Only a few dozen shops remain

However, a short visit to Tel Rumeida and its environs suffices to confirm that what is happening there is very far from an ordinary dispute between neighbors, and that the policy implemented by the Israel Defense Forces in areas where settlers live has led, in fact, to the demise of Palestinian life in the area. The IDF prohibits the Palestinian families living there from moving around the area in vehicles, a prohibition that extends as well to other quarters of Hebron where settlers live. And Palestinians from other neighborhoods, or from outside Hebron altogether, are prohibited by the IDF from entering these areas even by foot. Thus total social isolation has been imposed on the Palestinians who still reside in areas around the settlers' houses.

The city was divided in the 1998 Hebron agreement. Most of it was handed over to the full responsibility of the Palestinian Authority, but Israel retained security responsibilty for a small part of it, where today some 400 Jewish settlers and about 30,000 Palestinians live. This part of Hebron, which surrounds the Tomb of the Patriarchs, was until 1998 the commercial and social heart of Palestinian Hebron. For decades, the Casbah, which is adjacent to the Tomb of the Patriarchs, and the streets around it constituted a huge market that supported thousands of families and provided varied services to the villages of the entire large rural area surrounding Hebron. All this died out entirely in the wake of the prohibitions on movement that the IDF has imposed in recent years. In the Casbah, where in the past many hundreds of shops had been active, only a very few dozen remain. In the afternoon hours of Thursday of this week, for example, the lanes of the Casbah were nearly deserted with only a few shoppers moving among the small number of shops that have not yet been abandoned.
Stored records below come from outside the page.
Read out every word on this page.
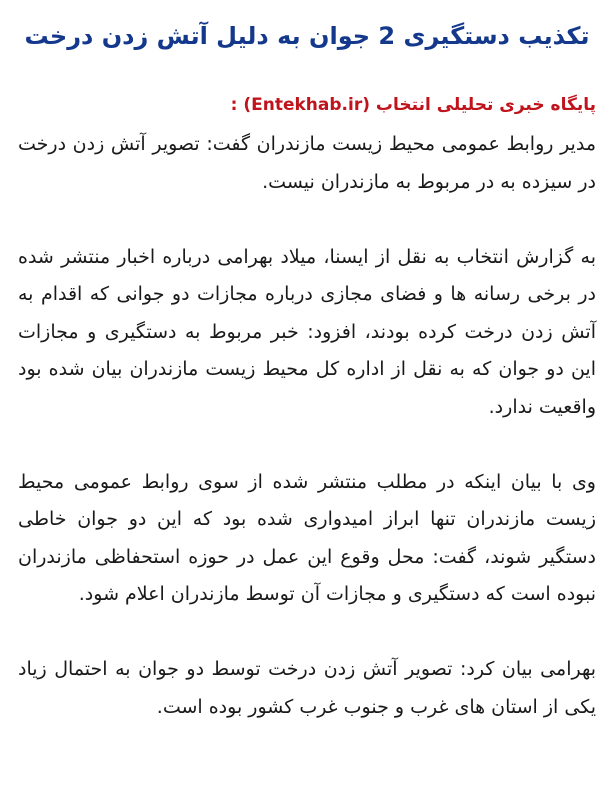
تکذیب دستگیری 2 جوان به دلیل آتش زدن درخت

پایگاه خبری تحلیلی انتخاب (Entekhab.ir) :

مدیر روابط عمومی محیط زیست مازندران گفت: تصویر آتش زدن درخت در سیزده به در مربوط به مازندران نیست.

به گزارش انتخاب به نقل از ایسنا، میلاد بهرامی درباره اخبار منتشر شده در برخی رسانه ها و فضای مجازی درباره مجازات دو جوانی که اقدام به آتش زدن درخت کرده بودند، افزود: خبر مربوط به دستگیری و مجازات این دو جوان که به نقل از اداره کل محیط زیست مازندران بیان شده بود واقعیت ندارد.

وی با بیان اینکه در مطلب منتشر شده از سوی روابط عمومی محیط زیست مازندران تنها ابراز امیدواری شده بود که این دو جوان خاطی دستگیر شوند، گفت: محل وقوع این عمل در حوزه استحفاظی مازندران نبوده است که دستگیری و مجازات آن توسط مازندران اعلام شود.

بهرامی بیان کرد: تصویر آتش زدن درخت توسط دو جوان به احتمال زیاد یکی از استان های غرب و جنوب غرب کشور بوده است.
The scene outside the Casbah, in the huge commercial area that used to surround the buildings where the setters live, is much bleaker. The entire quarter, which is comprised of many streets that until about a decade ago were vibrant and lively and thronged with people, has become a ghost town, which looks as though it is a cardboard movie set. The thousands of shops, workshops, offices and business centers that were active there for decades and formed the center of Hebron have been abandoned and closed. Cars do not travel on the roads, pedestrians do not walk on the sidewalks and the glass in the windows in the upper stories of the buildings is shattered. The gas station has been dismantled and it too is abandoned. Only a few faded signs that have not yet been ripped out testify to what had been there in the past. Next to Beit Romano, one of the settlers' buildings in the town, it is possible to make out, for example, the sign that Dr. Muhammad Tamimi, General Practitioner, hung at the entrance to his clinic to announce his reception hours. Further along the street, one can still see the sign of the Halil al Rahman Travel Agency, which specialized in organizing pilgrimage trips to Mecca. Not far from there is the sign of the pharmacy that was managed by Dr. Idris al Keisi. Across from there, on the iron door of what was once the office of the Al Andalus Taxi stand, it now says, in big, black Hebrew letters: "Death to the Arabs."